NYC OpenStreetMap

This is the Data Wrangling of NYC OpenStreetMap data. The map area consists of Manhattan, New York, NY, USA. It is my project of Udacity Data Analyst Nanodegree Program Project: Wrangle OpenStreetMap Data.

Introduction

In the report, I will wrangle the OpenStreetMap data of Manhattan, New York, United States.

First, I will audit the dataset to find out if there is any problem within the dataset that needs to be fixed. Next, I will use SQL queries to obtain an overview of the dataset.

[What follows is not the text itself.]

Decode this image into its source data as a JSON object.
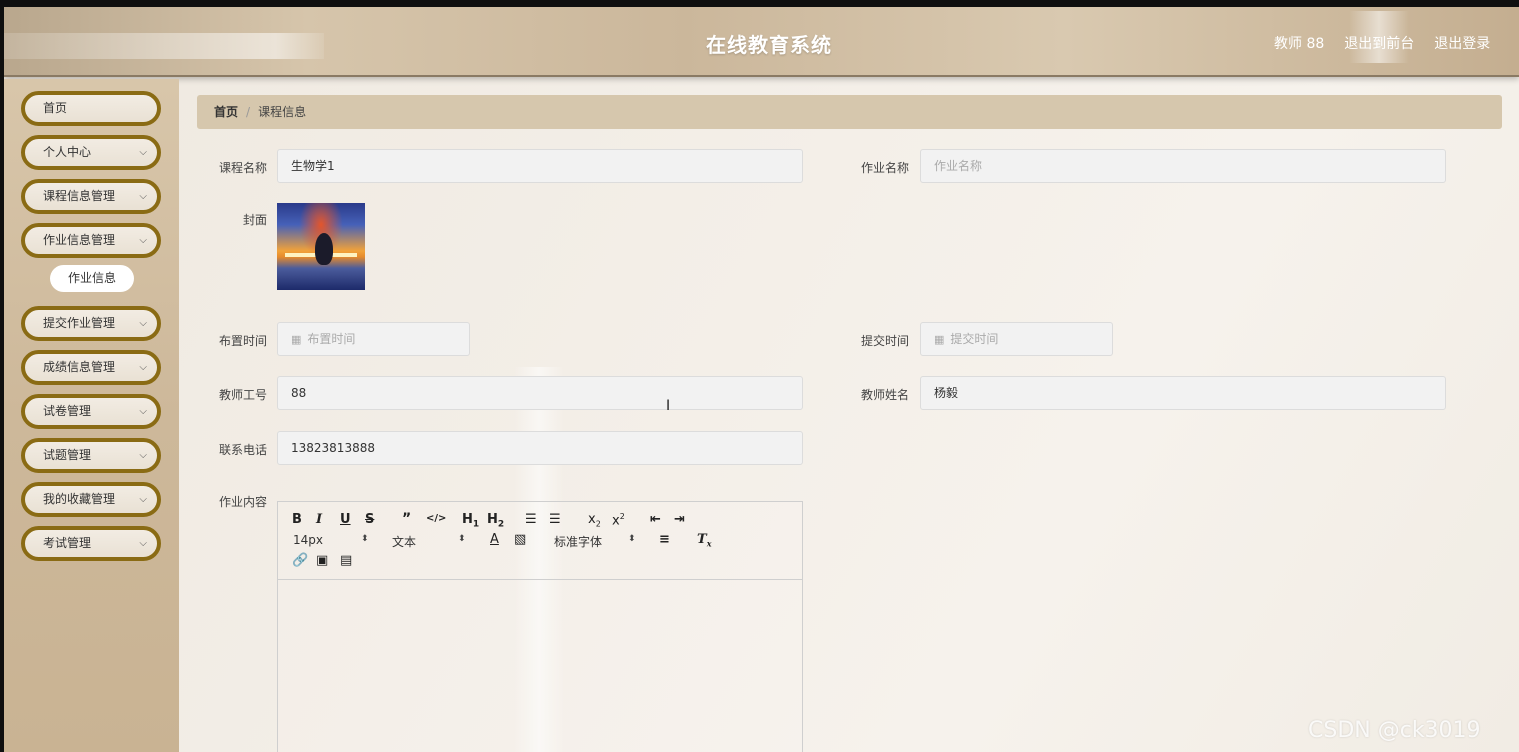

Last, I will provide some ideas to further improve and analyze the dataset.

Map Area

New York (Manhattan), New York, United States I've obtained a custom map that includes the Manhattan borough of New York City through Mapzen. I have chosen this area because I am living in Jersey City and I use to visit NYC during my weekends. I would like to find out if I will be able to find some interesting facts about the city I love by investigating the OpenStreetMap data.

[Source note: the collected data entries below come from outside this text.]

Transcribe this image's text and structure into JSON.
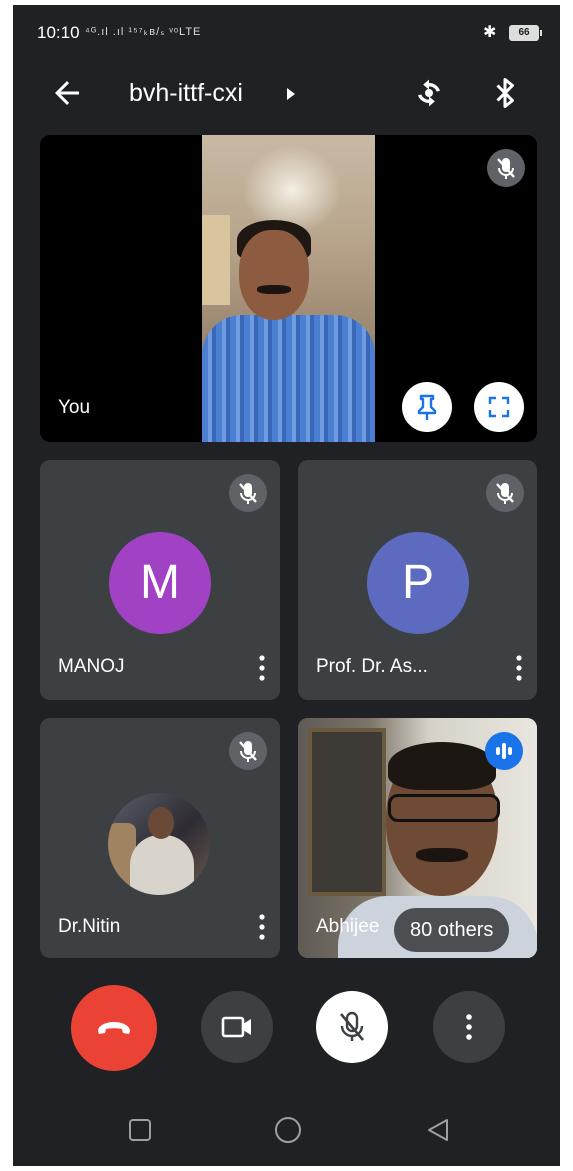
{
  "status_bar": {
    "time": "10:10",
    "network_text": "⁴ᴳ.ıl .ıl ¹⁵⁷ₖʙ/ₛ ᵛᵒLTE",
    "bluetooth": "✱",
    "battery": "66"
  },
  "app_bar": {
    "meeting_code": "bvh-ittf-cxi"
  },
  "tiles": {
    "self": {
      "name": "You"
    },
    "manoj": {
      "name": "MANOJ",
      "initial": "M",
      "color": "#a142c4"
    },
    "prof": {
      "name": "Prof. Dr. As...",
      "initial": "P",
      "color": "#5c6bc0"
    },
    "nitin": {
      "name": "Dr.Nitin"
    },
    "abhijeet": {
      "name": "Abhijee",
      "others": "80 others"
    }
  },
  "colors": {
    "background": "#202124",
    "tile": "#3c4043",
    "end_call": "#ea4335",
    "speaking": "#1a73e8"
  },
  "icons": [
    "back-arrow-icon",
    "play-caret-icon",
    "camera-flip-icon",
    "bluetooth-icon",
    "mic-off-icon",
    "pin-icon",
    "fullscreen-icon",
    "more-vert-icon",
    "speaking-icon",
    "call-end-icon",
    "videocam-icon",
    "square-icon",
    "circle-icon",
    "triangle-back-icon"
  ]
}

Overview Statistics of the Dataset

File Size

File Name	File Size (MB)
NYC.osm	477.565
manhattan.db	280.372
nodes.csv	169.271
nodes_tags.csv	10.277
ways.csv	21.063
ways_tags.csv	64.331
ways_nodes.csv	54.527

Number of Unique Users: 2163

Number of Nodes: 1884748

Number of Ways: 320048

Number of Subway Stations: 378

Top 10 cuisines

	Cuisine Types	Num
0	italian	134
1	pizza	88
2	american	85
3	mexican	79
4	chinese	62
5	japanese	46
6	french	44
7	indian	43
8	thai	43
9	burger	42

Top 10 cafes

	Cafe Shop Names	Num
0	Starbucks	114
1	Dunkin' Donuts	33
2	Starbucks Coffee	24
3	Le Pain Quotidien	13
4	Cafe Grumpy	4
5	Dunkin Donuts	4
6	Piccolo Cafe	4
7	Pinkberry	4
8	Pret a Manger	4
9	The Coffee Bean & Tea Leaf	4

Other Ideas about the Datasets

User Ratings One piece of crucial information missing from the dataset is the ratings of places. By incorporating a node tag with user ratings can help user answer questions such as "What are some of the best restaurants in town?", "Which doctor in my neighborhood should I go to?".

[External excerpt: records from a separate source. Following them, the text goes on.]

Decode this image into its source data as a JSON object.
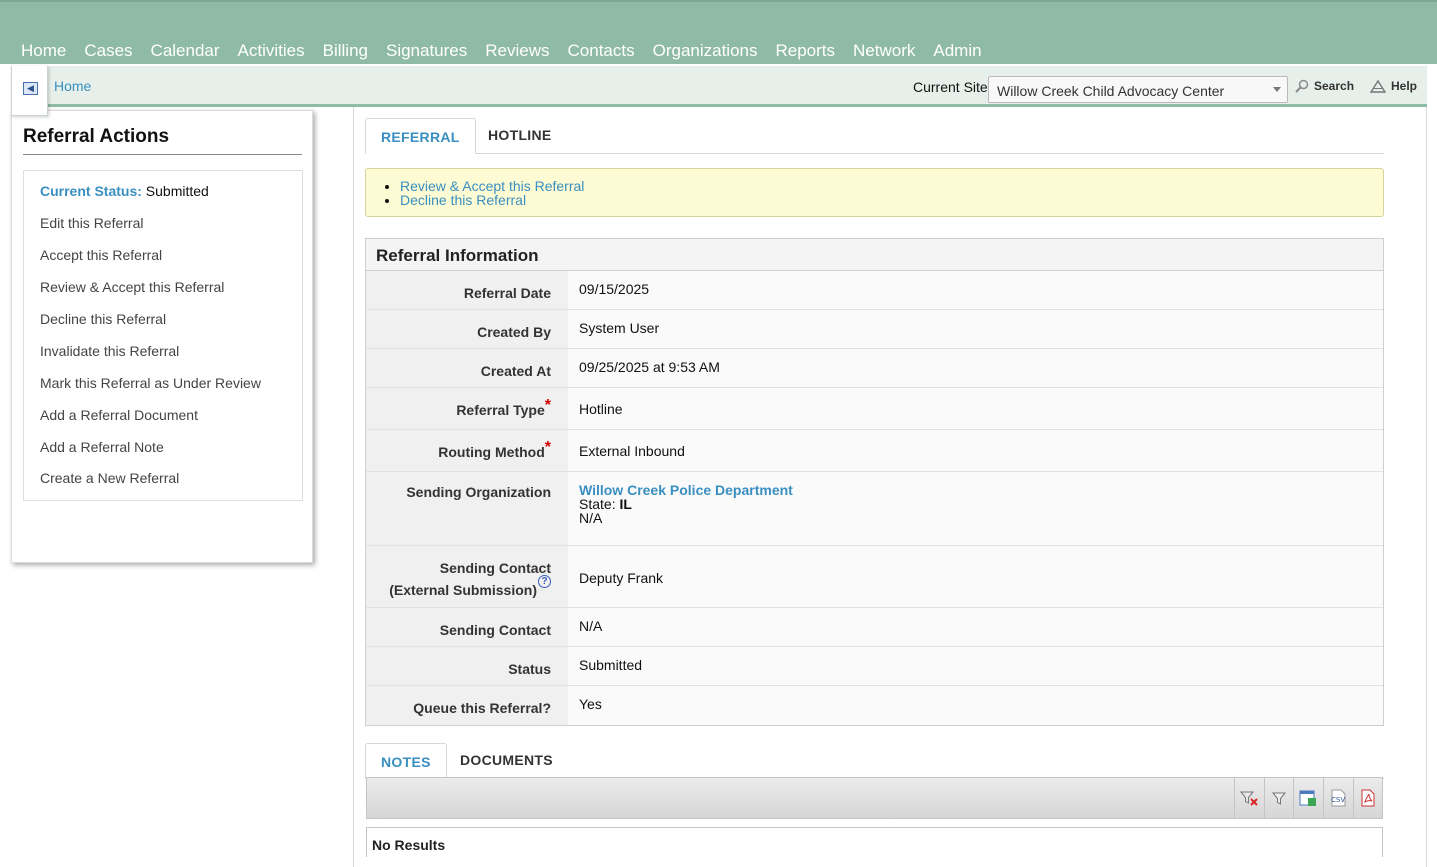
{
  "nav": {
    "items": [
      "Home",
      "Cases",
      "Calendar",
      "Activities",
      "Billing",
      "Signatures",
      "Reviews",
      "Contacts",
      "Organizations",
      "Reports",
      "Network",
      "Admin"
    ]
  },
  "subbar": {
    "breadcrumb": "Home",
    "current_site_label": "Current Site",
    "current_site_value": "Willow Creek Child Advocacy Center",
    "search_label": "Search",
    "help_label": "Help"
  },
  "sidebar": {
    "title": "Referral Actions",
    "status_key": "Current Status:",
    "status_value": "Submitted",
    "actions": [
      "Edit this Referral",
      "Accept this Referral",
      "Review & Accept this Referral",
      "Decline this Referral",
      "Invalidate this Referral",
      "Mark this Referral as Under Review",
      "Add a Referral Document",
      "Add a Referral Note",
      "Create a New Referral"
    ]
  },
  "tabs": {
    "referral": "REFERRAL",
    "hotline": "HOTLINE"
  },
  "notice": {
    "links": [
      "Review & Accept this Referral",
      "Decline this Referral"
    ]
  },
  "info": {
    "title": "Referral Information",
    "referral_date_label": "Referral Date",
    "referral_date": "09/15/2025",
    "created_by_label": "Created By",
    "created_by": "System User",
    "created_at_label": "Created At",
    "created_at": "09/25/2025 at 9:53 AM",
    "referral_type_label": "Referral Type",
    "referral_type": "Hotline",
    "routing_method_label": "Routing Method",
    "routing_method": "External Inbound",
    "sending_org_label": "Sending Organization",
    "sending_org_name": "Willow Creek Police Department",
    "sending_org_state_key": "State:",
    "sending_org_state": "IL",
    "sending_org_extra": "N/A",
    "sending_contact_ext_label_1": "Sending Contact",
    "sending_contact_ext_label_2": "(External Submission)",
    "sending_contact_ext": "Deputy Frank",
    "sending_contact_label": "Sending Contact",
    "sending_contact": "N/A",
    "status_label": "Status",
    "status": "Submitted",
    "queue_label": "Queue this Referral?",
    "queue": "Yes",
    "required_mark": "*",
    "help_mark": "?"
  },
  "bottom_tabs": {
    "notes": "NOTES",
    "documents": "DOCUMENTS"
  },
  "grid": {
    "csv_label": "CSV",
    "empty_text": "No Results"
  },
  "colors": {
    "nav_bg": "#8fbba6",
    "link": "#3a8fc1",
    "notice_bg": "#fdfbd4",
    "required": "#d10000"
  }
}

I can think of two ways to gather this rating information:

User contribution. It's easy to implement this, but the problem is the number of active contributing users for our OpenStreetMap data is low, so the ratings will not have a sample size large enough to be representative.
Aggregate from other web sources. This approach can get good ratings information fast and more accurate than the first approach. But the problem is how to get permissions from other sources to provide their rating data, not to mention that those sources are probably OpenStreetMap's direct and indirect competitors.

Conclusion

This analysis of OpenStreetMap Manhattan extract has helped me dig into the problems and inconsistency of the OpenStreetMap data. After cleaning zip codes, address types and phone numbers of this dataset, I imported this dataset into a SQL database for further exploration. I obtained some statistics and answered some questions using SQL queries, but I also found some questions that couldn't be anwsered without incorporating user ratings into our dataset.